Le sujet, lui, est désigné comme « usager » dont les symptômes sont traqués dans des catégories préétablies (TED, TSA, TDHA, TOC…) lesquelles donnerons le mode d’emploi de la réadaptation à fournir plutôt que de tabler sur le pari de la rencontre et de l’invention du sujet. L’expression de la jouissance, qui toujours se répète, est quadrillée à coup de « fiches d’incidents » ou « d’événements indésirables ». Exit la responsabilité subjective incluse dans le passage à l’acte ! La classification des « besoins » de « l’usager », dans des grilles de tarification de type Sérafin-ph, produit une inflation symptomatique de ce qu’on se donne pour tâche de vouloir réduire. Mais avec la démarche qualité, c’est comme le hamster dans sa roue, lorsqu’on pense en avoir terminé (avec le codage des items) tout est toujours à recommencer.
La fonction d’accompagnement ne renvoie-t-elle pas, pourtant, à un au-delà de la satisfaction des besoins primaires, à quelque chose qui est de l’ordre d’une transmission (subjective)[3] ?
Quadrillage et formatage semblent être les nouveaux signifiants du maitre moderne !
Une forme de lassitude, de la part des équipes pour garder le cap d’une orientation clinique est la conséquence de cette volonté de formatage et gagne aussi les psychologues,
Cela fait vingt ans que nous œuvrons, dans le médico-social pour subvertir cette logique étouffante, d’un point de vue politique en écrivant des articles ou des ouvrages collectifs, et d’un point de vue des « patients » et de leur famille en les informant sur nos conditions de travail de plus en plus dures. Seulement, cette logique mortifère devient progressivement invivable dans nos pratiques.

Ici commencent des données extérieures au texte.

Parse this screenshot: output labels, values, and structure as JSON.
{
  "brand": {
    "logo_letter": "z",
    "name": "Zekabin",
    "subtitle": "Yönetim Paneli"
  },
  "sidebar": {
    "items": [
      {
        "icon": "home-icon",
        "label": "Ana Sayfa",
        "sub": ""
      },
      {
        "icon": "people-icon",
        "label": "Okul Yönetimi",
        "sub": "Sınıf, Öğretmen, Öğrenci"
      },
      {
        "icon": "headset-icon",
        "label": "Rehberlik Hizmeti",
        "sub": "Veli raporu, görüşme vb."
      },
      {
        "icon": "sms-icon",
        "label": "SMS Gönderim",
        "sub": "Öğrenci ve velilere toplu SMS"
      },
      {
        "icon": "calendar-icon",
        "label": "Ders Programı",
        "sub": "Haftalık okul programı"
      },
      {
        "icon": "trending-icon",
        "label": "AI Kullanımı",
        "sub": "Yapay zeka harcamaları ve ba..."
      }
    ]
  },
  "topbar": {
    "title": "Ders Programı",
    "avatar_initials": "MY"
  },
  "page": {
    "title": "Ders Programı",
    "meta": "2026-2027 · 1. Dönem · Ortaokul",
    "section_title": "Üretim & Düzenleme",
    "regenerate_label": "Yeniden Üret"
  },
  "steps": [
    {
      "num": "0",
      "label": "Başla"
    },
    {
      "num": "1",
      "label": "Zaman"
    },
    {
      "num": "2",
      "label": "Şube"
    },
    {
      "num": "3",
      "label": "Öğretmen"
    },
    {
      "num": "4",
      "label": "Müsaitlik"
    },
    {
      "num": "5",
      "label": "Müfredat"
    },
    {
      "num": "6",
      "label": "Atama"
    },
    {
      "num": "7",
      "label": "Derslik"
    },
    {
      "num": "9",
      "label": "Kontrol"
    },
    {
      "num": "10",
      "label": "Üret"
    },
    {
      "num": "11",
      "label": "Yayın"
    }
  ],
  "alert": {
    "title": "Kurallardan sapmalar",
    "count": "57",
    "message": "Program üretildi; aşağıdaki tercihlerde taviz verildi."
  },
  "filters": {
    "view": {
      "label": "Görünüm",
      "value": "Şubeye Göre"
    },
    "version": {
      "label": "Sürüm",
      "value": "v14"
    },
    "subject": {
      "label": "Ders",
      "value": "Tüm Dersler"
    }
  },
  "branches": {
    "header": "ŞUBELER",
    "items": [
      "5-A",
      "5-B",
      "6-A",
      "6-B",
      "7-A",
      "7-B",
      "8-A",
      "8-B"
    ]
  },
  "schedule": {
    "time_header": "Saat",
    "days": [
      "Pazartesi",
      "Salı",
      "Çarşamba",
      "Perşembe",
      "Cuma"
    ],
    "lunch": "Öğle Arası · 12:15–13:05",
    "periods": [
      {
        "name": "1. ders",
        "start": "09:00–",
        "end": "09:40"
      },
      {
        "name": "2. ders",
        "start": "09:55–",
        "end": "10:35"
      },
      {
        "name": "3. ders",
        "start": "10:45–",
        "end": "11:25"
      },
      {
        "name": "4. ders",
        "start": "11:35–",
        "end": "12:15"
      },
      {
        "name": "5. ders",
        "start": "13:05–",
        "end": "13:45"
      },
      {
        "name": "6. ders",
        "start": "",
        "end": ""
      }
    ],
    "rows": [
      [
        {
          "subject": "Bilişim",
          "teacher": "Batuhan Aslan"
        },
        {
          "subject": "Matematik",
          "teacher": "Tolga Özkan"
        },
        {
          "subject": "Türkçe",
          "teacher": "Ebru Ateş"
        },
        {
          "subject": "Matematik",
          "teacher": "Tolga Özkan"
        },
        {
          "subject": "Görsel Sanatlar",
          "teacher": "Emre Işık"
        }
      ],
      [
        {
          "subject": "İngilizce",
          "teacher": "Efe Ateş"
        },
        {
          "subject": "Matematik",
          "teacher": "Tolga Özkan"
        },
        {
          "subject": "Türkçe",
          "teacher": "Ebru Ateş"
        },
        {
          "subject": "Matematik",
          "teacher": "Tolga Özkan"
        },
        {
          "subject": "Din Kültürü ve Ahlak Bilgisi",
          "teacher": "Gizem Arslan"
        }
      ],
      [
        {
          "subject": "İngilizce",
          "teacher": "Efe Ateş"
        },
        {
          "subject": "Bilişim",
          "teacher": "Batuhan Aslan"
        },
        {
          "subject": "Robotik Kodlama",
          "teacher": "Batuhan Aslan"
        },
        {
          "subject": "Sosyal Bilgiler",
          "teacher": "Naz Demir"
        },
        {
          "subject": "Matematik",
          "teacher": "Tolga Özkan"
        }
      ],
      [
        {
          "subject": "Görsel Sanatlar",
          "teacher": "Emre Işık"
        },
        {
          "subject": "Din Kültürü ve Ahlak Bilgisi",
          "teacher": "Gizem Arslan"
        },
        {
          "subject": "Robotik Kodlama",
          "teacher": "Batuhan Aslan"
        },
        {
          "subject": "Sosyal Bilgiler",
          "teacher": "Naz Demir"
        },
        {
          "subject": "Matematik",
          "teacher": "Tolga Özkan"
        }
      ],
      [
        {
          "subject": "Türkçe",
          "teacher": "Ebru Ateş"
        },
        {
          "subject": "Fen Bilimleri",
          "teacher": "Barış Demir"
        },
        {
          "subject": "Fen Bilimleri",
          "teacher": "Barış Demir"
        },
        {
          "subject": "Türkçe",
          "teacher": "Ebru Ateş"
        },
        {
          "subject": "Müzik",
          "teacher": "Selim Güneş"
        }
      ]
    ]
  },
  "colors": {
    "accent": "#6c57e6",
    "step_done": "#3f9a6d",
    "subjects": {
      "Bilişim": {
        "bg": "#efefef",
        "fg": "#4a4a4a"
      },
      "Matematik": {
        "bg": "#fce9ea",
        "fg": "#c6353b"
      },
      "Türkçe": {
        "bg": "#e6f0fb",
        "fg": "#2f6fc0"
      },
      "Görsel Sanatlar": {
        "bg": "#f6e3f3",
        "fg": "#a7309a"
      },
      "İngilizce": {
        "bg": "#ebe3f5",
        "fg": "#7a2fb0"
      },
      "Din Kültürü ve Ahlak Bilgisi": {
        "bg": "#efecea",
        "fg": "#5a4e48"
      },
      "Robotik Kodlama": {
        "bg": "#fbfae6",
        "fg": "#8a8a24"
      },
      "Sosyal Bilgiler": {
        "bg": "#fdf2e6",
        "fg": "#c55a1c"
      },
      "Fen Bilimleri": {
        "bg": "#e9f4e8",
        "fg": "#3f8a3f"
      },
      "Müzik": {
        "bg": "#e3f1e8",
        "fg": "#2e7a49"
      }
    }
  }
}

Notre profession de psychologue est malmenée par l’infiltration de politiques « d’ingénierie sociale » qui nous demandent de normaliser les sujets.
Depuis trente ans, les soignants ont témoigné de façon éloquente pour évoquer ce démantèlement volontaire des services public de soin, de l’hôpital… sans succès puisque la pandémie a mis à jour cette politique de casse qui s’est poursuivie avec la suppression de lits.
Que faire face à la surdité maladive de nos gouvernements ?
Quelle pourrait être la solution : rester dans le système et lutter quitte à s’épuiser, ou bien sortir du système en construisant nous-mêmes nos propres institutions ?
[1] P. Viollette, « Le monde change », 22 mai 2006, Comité de Vigilance des CMP et CMPP de l’Ouest, rubrique « éditoriaux ». http://www.vigilance-cmpp.infini.fr
[2] Textes de re-modernisation sociale 2002-2, puis 2005 et 2007.
[3] J. Lacan (1969), « Note sur l’enfant », Autres Ecrits, Paris, Seuil, 2001, pp373-374.